The update script has two modes of operation: insertion only, and overwrite.

Insertion only mode (default)

In this mode, the script expects that the data being loaded is not already present in the database.

If duplicate documents are detected, any existing data for the given document will be retained, and any new document/chemistry records in the input data will be inserted.

Overwrite mode [USE WITH CARE]

In this mode, the script will delete any existing data associated with documents that appear in the input data.

This includes doc/chemistry mappings, titles, and classifications but does NOT include the master record for the document, which is updated. This ensures that any references to the document (for example in derived data sets) will still be correct.

This mode should NOT be used with front file processing, where the supplementary data files only contain a fraction of chemistry for documents.

Warnings

Several warnings may be generated by the update script, these are summarised below.

Integrity error ({ERROR}); data={RECORD}

Integrity errors may be encountered when re-inserting data which already appears in the database. These are handled gracefully by the loading process, but the warnings are logged to ensure the issues are visible.

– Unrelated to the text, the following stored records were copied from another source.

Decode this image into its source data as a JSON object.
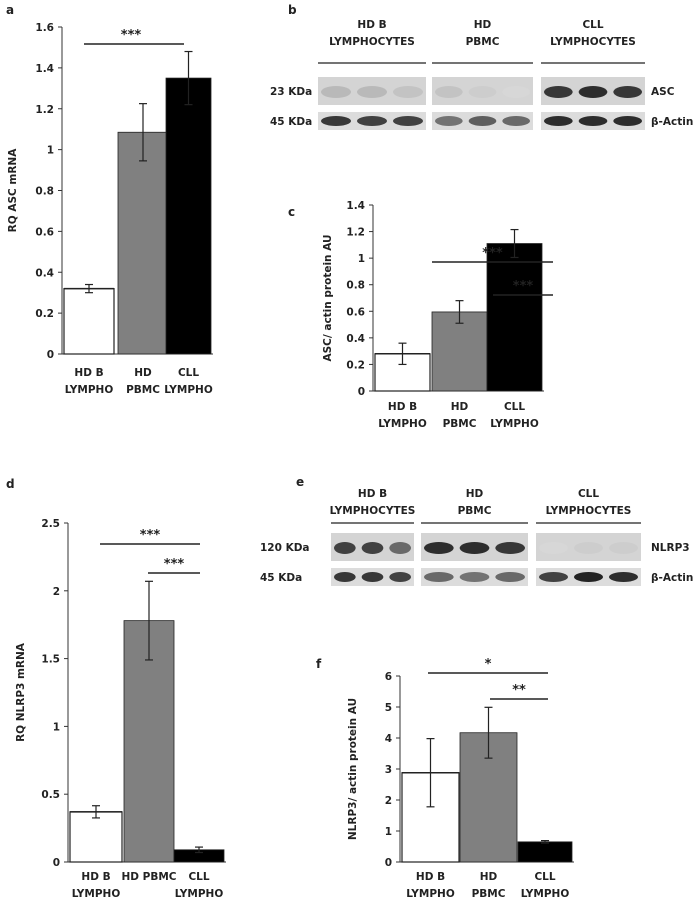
{
  "figure": {
    "panels": {
      "a": "a",
      "b": "b",
      "c": "c",
      "d": "d",
      "e": "e",
      "f": "f"
    }
  },
  "blots": {
    "b": {
      "groups": [
        {
          "line1": "HD B",
          "line2": "LYMPHOCYTES"
        },
        {
          "line1": "HD",
          "line2": "PBMC"
        },
        {
          "line1": "CLL",
          "line2": "LYMPHOCYTES"
        }
      ],
      "rows": [
        {
          "size": "23 KDa",
          "protein": "ASC"
        },
        {
          "size": "45 KDa",
          "protein": "β-Actin"
        }
      ]
    },
    "e": {
      "groups": [
        {
          "line1": "HD B",
          "line2": "LYMPHOCYTES"
        },
        {
          "line1": "HD",
          "line2": "PBMC"
        },
        {
          "line1": "CLL",
          "line2": "LYMPHOCYTES"
        }
      ],
      "rows": [
        {
          "size": "120 KDa",
          "protein": "NLRP3"
        },
        {
          "size": "45 KDa",
          "protein": "β-Actin"
        }
      ]
    }
  },
  "colors": {
    "bar1": "#ffffff",
    "bar2": "#808080",
    "bar3": "#000000",
    "axis": "#333333"
  },
  "chart_data": [
    {
      "panel": "a",
      "type": "bar",
      "ylabel": "RQ ASC mRNA",
      "ylim": [
        0,
        1.6
      ],
      "yticks": [
        "0",
        "0.2",
        "0.4",
        "0.6",
        "0.8",
        "1",
        "1.2",
        "1.4",
        "1.6"
      ],
      "categories": [
        {
          "line1": "HD  B",
          "line2": "LYMPHO"
        },
        {
          "line1": "HD",
          "line2": "PBMC"
        },
        {
          "line1": "CLL",
          "line2": "LYMPHO"
        }
      ],
      "values": [
        0.32,
        1.085,
        1.35
      ],
      "errors": [
        0.02,
        0.14,
        0.13
      ],
      "significance": [
        {
          "from": 0,
          "to": 2,
          "label": "***"
        }
      ]
    },
    {
      "panel": "c",
      "type": "bar",
      "ylabel": "ASC/ actin protein AU",
      "ylim": [
        0,
        1.4
      ],
      "yticks": [
        "0",
        "0.2",
        "0.4",
        "0.6",
        "0.8",
        "1",
        "1.2",
        "1.4"
      ],
      "categories": [
        {
          "line1": "HD B",
          "line2": "LYMPHO"
        },
        {
          "line1": "HD",
          "line2": "PBMC"
        },
        {
          "line1": "CLL",
          "line2": "LYMPHO"
        }
      ],
      "values": [
        0.28,
        0.595,
        1.11
      ],
      "errors": [
        0.08,
        0.085,
        0.105
      ],
      "significance": [
        {
          "from": 0,
          "to": 2,
          "label": "***"
        },
        {
          "from": 1,
          "to": 2,
          "label": "***"
        }
      ]
    },
    {
      "panel": "d",
      "type": "bar",
      "ylabel": "RQ NLRP3 mRNA",
      "ylim": [
        0,
        2.5
      ],
      "yticks": [
        "0",
        "0.5",
        "1",
        "1.5",
        "2",
        "2.5"
      ],
      "categories": [
        {
          "line1": "HD B",
          "line2": "LYMPHO"
        },
        {
          "line1": "HD PBMC",
          "line2": ""
        },
        {
          "line1": "CLL",
          "line2": "LYMPHO"
        }
      ],
      "values": [
        0.37,
        1.78,
        0.09
      ],
      "errors": [
        0.045,
        0.29,
        0.02
      ],
      "significance": [
        {
          "from": 0,
          "to": 2,
          "label": "***"
        },
        {
          "from": 1,
          "to": 2,
          "label": "***"
        }
      ]
    },
    {
      "panel": "f",
      "type": "bar",
      "ylabel": "NLRP3/ actin protein AU",
      "ylim": [
        0,
        6
      ],
      "yticks": [
        "0",
        "1",
        "2",
        "3",
        "4",
        "5",
        "6"
      ],
      "categories": [
        {
          "line1": "HD B",
          "line2": "LYMPHO"
        },
        {
          "line1": "HD",
          "line2": "PBMC"
        },
        {
          "line1": "CLL",
          "line2": "LYMPHO"
        }
      ],
      "values": [
        2.88,
        4.17,
        0.65
      ],
      "errors": [
        1.1,
        0.82,
        0.04
      ],
      "significance": [
        {
          "from": 0,
          "to": 2,
          "label": "*"
        },
        {
          "from": 1,
          "to": 2,
          "label": "**"
        }
      ]
    }
  ]
}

To prevent these warnings, you can b) avoid re-loading existing data, or b) use 'overwrite' mode to delete any data associated with documents that appear in the data set you're attempting to load (use this flag with care!).

Note: A small number of Integrity errors may also be encountered when processing new document/chemistry in the front file. This can happen when extra annotations are found for a given chemical, e.g. due to delayed image processing. Integrity errors are currently discarded in this case, so some document/chemical annotation counts may be out of date; but this only happens in a small fraction of cases when processing supplementary data.

KeyError detected when processing titles for {PUB NUMBER}; title language or text data may be missing

Indicates that title or title language data was missing from the input bibliographic file. This is not expected, but is relatively low impact and thus non-terminal.

Document {PUB NUMBER} is missing {TYPE} classification data

Indicates that classification data was missing from the input bibliographic file. This is not expected, but is relatively low impact and thus non-terminal.

Document ID not found for scpn [{PUB NUMBER}]; skipping record

Indicates that a document ID could not be resolved for the given publication number. This is not expected, but is relatively low impact and thus non-terminal.

Data Coverage

Back file data is available for 1973-2014 (up to 31st December 2014).

Front file data is available for the 1st January 2015 onwards, and is updated every day.